Intensiv-Transportfahrzeug am Standort Ludwigsburg

Nach den Standorten Stuttgart, Freiburg, Ulm und Mannheim wird künftig auch in Ludwigsburg ein spezielles Fahrzeug für den Transport von Intensiv-Patienten im Auftrag des Landes Baden-Württemberg betrieben werden. Nachdem der offizielle Bescheid über die Stationierung Ende Januar eingetroffen war, haben sich der Arbeiter-Samariter-Bund und der Kreisverband des Deutschen Roten Kreuzes in raschen und sehr konstruktiven Verhandlungen aud den gemeinsamen Betrieb des Fahrzeugs geeinigt und neben dem laufenden Betrieb auch die Beschaffung, Unterhaltung und Unterbringung des Fahrzeugs geklärt.
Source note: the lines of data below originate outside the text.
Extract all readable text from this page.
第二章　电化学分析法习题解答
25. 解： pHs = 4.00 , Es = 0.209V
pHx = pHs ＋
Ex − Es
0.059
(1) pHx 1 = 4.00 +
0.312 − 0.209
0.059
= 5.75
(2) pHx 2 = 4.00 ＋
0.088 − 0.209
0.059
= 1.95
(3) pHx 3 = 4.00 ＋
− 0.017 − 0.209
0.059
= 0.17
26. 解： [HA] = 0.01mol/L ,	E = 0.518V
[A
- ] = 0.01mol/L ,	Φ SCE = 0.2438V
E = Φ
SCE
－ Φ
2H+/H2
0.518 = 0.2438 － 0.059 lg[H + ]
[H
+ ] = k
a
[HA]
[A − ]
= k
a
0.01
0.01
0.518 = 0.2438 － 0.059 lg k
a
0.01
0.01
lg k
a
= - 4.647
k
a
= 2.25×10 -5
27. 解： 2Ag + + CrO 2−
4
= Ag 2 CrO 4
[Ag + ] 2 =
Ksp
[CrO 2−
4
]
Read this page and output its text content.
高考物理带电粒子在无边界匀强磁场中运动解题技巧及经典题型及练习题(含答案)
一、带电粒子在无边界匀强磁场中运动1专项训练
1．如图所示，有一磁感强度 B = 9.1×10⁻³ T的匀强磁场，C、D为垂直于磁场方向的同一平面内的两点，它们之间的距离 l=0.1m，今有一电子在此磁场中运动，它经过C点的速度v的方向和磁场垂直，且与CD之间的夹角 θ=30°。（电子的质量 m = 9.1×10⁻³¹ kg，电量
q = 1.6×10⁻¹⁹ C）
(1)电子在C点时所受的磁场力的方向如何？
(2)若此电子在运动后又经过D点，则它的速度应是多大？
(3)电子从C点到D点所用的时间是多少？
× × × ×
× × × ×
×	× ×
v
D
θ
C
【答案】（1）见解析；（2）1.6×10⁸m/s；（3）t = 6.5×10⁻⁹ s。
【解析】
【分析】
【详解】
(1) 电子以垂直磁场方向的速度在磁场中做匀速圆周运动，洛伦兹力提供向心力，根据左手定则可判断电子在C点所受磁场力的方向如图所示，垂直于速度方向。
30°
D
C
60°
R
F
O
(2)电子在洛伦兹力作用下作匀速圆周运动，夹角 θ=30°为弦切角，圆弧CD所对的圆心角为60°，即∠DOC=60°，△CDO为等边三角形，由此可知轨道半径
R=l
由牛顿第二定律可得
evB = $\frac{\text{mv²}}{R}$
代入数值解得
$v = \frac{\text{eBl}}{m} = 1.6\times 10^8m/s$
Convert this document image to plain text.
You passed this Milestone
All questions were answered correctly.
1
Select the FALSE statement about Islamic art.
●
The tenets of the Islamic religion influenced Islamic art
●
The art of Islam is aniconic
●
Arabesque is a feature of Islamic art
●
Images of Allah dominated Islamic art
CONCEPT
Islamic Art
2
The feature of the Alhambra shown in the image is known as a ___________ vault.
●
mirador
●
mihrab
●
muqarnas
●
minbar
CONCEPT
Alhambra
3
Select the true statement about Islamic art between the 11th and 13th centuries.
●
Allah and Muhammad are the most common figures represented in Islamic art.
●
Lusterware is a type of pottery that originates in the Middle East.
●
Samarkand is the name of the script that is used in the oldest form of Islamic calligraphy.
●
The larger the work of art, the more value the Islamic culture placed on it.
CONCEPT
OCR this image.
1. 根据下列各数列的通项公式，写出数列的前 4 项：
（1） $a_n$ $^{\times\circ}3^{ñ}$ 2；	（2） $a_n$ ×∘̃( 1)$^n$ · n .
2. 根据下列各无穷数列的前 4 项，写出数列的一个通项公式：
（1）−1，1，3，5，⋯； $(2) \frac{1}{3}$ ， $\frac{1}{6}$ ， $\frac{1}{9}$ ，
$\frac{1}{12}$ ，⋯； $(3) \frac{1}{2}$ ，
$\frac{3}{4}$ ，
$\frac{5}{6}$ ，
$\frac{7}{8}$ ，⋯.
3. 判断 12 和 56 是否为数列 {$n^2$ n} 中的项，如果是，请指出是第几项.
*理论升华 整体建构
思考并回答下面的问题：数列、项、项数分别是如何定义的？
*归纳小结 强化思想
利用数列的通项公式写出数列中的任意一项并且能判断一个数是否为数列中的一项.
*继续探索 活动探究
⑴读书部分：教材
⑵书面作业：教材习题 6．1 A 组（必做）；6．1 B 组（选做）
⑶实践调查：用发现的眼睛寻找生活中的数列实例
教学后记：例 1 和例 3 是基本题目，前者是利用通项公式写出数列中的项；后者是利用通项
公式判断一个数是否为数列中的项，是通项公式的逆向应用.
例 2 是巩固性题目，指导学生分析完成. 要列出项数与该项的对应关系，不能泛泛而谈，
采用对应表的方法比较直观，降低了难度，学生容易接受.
Die Finanzierug teilen sich die beiden Organisationen, der ASB trägt die Kosten für das Fahrzeug, was etwa die Hälfte der Kosten ausmacht. Die andere Hälfte trägt das DRK, es beschafft Inventar und Ausstattung. Die Refinanzierung erfolgt durch die Kostenträger (Krankenkassen). Der gemeinschaftliche Betrieb des Fahrzeuges soll auch mit einem entsprechenden äußeren Design dokumentiert werden. "Wir sind sehr dankbar, dass unsere Bemühungen zur Implementierung des ITW in Ludwigsburg gefruchtet haben und wir nun in die Umsetzung gehen können", so Hans-Ulrich Oppenländer, Vorsitzender des ASB Ludwigsburg.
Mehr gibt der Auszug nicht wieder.